The Supreme Court dealt a significant blow to the Biden administration’s climate change agenda, ruling Thursday that the Environmental Protection Agency cannot pass sweeping regulations that could overhaul entire industries without additional congressional approval.
The 6-3 decision limits how far the executive branch can go in forcing new environmental regulations on its own.
“Capping carbon dioxide emissions at a level that will force a nationwide transition away from the use of coal to generate electricity may be a sensible ‘solution to the crisis of the day,’” Chief Justice John Roberts said in the Court’s opinion. “But it is not plausible that Congress gave EPA the authority to adopt on its own such a regulatory scheme in Section 111(d). A decision of such magnitude and consequence rests with Congress itself, or an agency acting pursuant to a clear delegation from that representative body.”
The question of how much power the EPA has was based on a provision in Section 111 of the Clean Air Act, which grants the EPA power to set “standards of performance” for existing sources of air pollutants as long as they take into account cost, energy requirements, and non-air health and environmental impacts.

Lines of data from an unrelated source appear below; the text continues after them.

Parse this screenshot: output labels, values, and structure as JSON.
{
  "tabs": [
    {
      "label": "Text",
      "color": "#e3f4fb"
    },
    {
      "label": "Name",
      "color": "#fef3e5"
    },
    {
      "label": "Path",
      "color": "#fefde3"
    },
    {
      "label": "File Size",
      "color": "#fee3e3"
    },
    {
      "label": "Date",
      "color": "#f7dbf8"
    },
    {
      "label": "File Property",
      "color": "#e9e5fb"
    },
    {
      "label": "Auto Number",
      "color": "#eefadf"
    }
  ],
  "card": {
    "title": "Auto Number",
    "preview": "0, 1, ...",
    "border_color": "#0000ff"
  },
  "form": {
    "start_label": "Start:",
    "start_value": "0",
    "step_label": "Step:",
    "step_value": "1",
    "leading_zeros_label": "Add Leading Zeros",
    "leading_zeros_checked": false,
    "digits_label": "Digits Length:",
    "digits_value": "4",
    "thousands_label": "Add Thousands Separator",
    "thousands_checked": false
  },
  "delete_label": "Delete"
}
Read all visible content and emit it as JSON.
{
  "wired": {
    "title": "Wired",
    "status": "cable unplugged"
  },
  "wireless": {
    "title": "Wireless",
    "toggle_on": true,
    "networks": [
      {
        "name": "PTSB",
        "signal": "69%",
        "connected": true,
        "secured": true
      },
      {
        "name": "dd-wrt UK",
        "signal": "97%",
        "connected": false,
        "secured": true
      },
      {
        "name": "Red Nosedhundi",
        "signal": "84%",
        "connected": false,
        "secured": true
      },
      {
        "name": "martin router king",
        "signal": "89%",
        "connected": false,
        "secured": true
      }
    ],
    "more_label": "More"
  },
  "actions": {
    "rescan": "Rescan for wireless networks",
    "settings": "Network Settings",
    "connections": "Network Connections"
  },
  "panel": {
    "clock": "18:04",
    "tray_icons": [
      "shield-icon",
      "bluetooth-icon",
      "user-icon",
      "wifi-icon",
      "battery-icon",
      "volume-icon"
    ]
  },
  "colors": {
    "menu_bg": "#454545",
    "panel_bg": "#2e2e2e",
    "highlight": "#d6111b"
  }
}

Similarly, West Virginia and other states claimed that Section 111 does not allow the EPA to go so far as to make rules that would completely reshape American electrical grids or force industries to eliminate carbon emissions altogether.
West Virginia’s argument is based on the “major questions doctrine,” which says that even though federal agencies generally have broad rule-making power as delegated by Congress through the statutes that create them, when it comes to issues of major economic and political significance to the country those statutes need to have clear language to support the agency’s action.
Without clear language, they would need new legislation that specifically grants them the power to carry out their actions.